23. It was their contention that the decision of whether a suit should be allowed to go to trial rather than be summarily dismissed is a matter of justice and it depends on the facts of the case. They submitted that Article 159 of the Constitution of Kenya called upon courts to enforce the principles of justice especially on substantive justice which could only be achieved through just resolution of disputes in a fair and public hearing in accordance with Article 50 (1) of the Constitution.
24. They further relied on the case of Commercial Bank of Africa Ltd vs Martin Fares Miyesa, Milimani [2004] eKLR and Utalii Transport Company Limited & 3 Others vs NIC Bank Ltd & Another [2014] eKLRwhere the courts were emphatic that dismissal of a suit without hearing the merits was a draconian act.
25. Both parties were agreed on the circumstances under which a suit could be dismissed for want of prosecution. These were that there had to have been inordinate delay, the delay was inexcusable and that the delay was likely to cause prejudice to a respondent. Notably, they were not agreed on whether this was a suitable case for the said dismissal.
26. Order 17 Rule 2 of the Civil Procedure Rules provides: -
“In any suit in which no application has been made or step taken by either party for one year, the court may give notice in writing to the parties to show cause why the suit should not be dismissed, and if cause is not shown to its satisfaction, may dismiss the suit.”
27. From the foregoing, it is clear that the court has discretion to decide whether or not to dismiss a suit that has remained unprosecuted for a period exceeding one year.
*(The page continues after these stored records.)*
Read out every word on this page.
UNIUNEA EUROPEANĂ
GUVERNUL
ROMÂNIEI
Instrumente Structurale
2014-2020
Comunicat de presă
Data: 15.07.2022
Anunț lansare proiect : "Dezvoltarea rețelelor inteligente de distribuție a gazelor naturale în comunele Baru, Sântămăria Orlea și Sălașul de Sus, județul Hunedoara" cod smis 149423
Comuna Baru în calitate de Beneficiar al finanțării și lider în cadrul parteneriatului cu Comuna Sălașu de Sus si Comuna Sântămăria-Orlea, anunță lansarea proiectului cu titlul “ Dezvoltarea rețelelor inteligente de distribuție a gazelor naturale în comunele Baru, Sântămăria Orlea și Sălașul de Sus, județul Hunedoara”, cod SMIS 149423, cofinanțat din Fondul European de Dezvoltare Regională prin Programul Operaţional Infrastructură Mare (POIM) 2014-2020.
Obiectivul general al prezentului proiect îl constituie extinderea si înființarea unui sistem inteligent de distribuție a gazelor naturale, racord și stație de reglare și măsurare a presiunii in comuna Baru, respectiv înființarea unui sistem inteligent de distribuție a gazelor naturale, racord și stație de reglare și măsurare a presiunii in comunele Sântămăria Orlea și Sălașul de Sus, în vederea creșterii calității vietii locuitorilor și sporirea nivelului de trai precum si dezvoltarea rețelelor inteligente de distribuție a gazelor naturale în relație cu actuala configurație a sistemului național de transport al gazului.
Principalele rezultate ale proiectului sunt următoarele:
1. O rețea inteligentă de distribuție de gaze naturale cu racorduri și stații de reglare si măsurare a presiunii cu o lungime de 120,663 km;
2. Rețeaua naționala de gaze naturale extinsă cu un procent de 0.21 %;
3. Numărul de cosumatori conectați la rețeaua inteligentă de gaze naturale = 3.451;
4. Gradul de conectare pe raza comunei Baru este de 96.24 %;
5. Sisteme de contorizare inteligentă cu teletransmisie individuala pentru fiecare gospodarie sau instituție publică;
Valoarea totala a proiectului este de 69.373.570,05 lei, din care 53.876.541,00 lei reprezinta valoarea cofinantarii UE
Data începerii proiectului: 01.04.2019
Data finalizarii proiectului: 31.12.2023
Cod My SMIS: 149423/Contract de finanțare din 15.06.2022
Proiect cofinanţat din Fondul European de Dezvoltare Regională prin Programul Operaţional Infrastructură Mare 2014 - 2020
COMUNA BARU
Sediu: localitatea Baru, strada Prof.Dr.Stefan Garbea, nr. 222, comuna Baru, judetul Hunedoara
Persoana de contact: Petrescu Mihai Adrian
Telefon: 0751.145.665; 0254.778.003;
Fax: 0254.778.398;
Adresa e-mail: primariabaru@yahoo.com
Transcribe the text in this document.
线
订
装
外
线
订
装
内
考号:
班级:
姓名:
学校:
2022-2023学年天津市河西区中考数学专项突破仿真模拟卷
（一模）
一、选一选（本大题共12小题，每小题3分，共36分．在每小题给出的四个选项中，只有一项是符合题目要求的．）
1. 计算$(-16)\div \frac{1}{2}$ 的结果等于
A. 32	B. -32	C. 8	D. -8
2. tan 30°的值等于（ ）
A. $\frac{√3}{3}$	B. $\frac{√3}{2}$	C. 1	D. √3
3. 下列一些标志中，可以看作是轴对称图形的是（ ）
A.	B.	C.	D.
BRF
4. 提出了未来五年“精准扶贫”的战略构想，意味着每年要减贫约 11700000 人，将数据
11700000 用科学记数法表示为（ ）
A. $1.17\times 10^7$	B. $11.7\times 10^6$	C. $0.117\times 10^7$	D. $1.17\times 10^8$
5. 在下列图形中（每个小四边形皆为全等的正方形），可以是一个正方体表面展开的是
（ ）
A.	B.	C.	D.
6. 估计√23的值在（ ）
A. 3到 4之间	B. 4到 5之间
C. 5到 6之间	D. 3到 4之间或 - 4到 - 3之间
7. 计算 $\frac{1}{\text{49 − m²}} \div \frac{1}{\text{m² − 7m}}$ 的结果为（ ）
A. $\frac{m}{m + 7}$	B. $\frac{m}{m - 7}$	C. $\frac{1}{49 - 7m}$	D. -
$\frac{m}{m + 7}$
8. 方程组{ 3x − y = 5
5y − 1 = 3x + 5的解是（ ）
The court must however, consider the reasons advanced for the delay or failure to prosecute the suit.
28. In the present case, it was clear that the error on the part of the Plaintiffs’ Advocate greatly contributed to the delay in the prosecution of this suit. The delay in prosecuting the matter herein was caused by the blunders of their advocates. As was seen in the cases of Belinda Murai & Others vs Amoi Wainaina (Supra) and Philip Chemowolo & Another vs Augustine Kubede (Supra), no party should be penalised for the blunders of its advocate. The court should be slow to dismiss a suit which can be continued and be finalised without delay. Indeed, no party should be condemned unheard by any court for the reason that dismissal of a suit is a draconian step. If it is shown that the defendant will not suffer hardship and there has been no flagrant inactivity on the part of the Plaintiff, the suit should not be dismissed.
29. It was evident that there had been inordinate delay in the prosecution of this matter. However, the cause of the delay was plausible and thus excusable. Although the Agreements between the parties were made in 2014, the parties were still operating and the evidence appeared to have been documentary in nature. This court was thus persuaded to find and hold that the Defendants had not suffered prejudice yet. If they had, they had not demonstrated the same. Accordingly, this court was satisfied that the plaintiffs had satisfactorily showed cause why the suit should not be dismissed for want of prosecution.
DISPOSITION
30. For the foregoing reasons the upshot of this court’s decision was that the 2nd Defendant’s Notice of Motion dated 9th March 2021 and filed on 12th March 2021 was not merited and the same be and is hereby dismissed. Costs will be in the cause.
31. However, as the Sword of Damocles cannot continue hanging over the Defendants indefinitely, the Plaintiffs be and are hereby directed to take steps to list the matter for Pre-trial directions within sixty (60) days from the date of this Ruling failing which the suit herein will stand as automatically dismissed.
32. It is so ordered.
DATED AND DELIVERED AT KISUMU THIS 23RD DAY OF NOVEMBER 2021.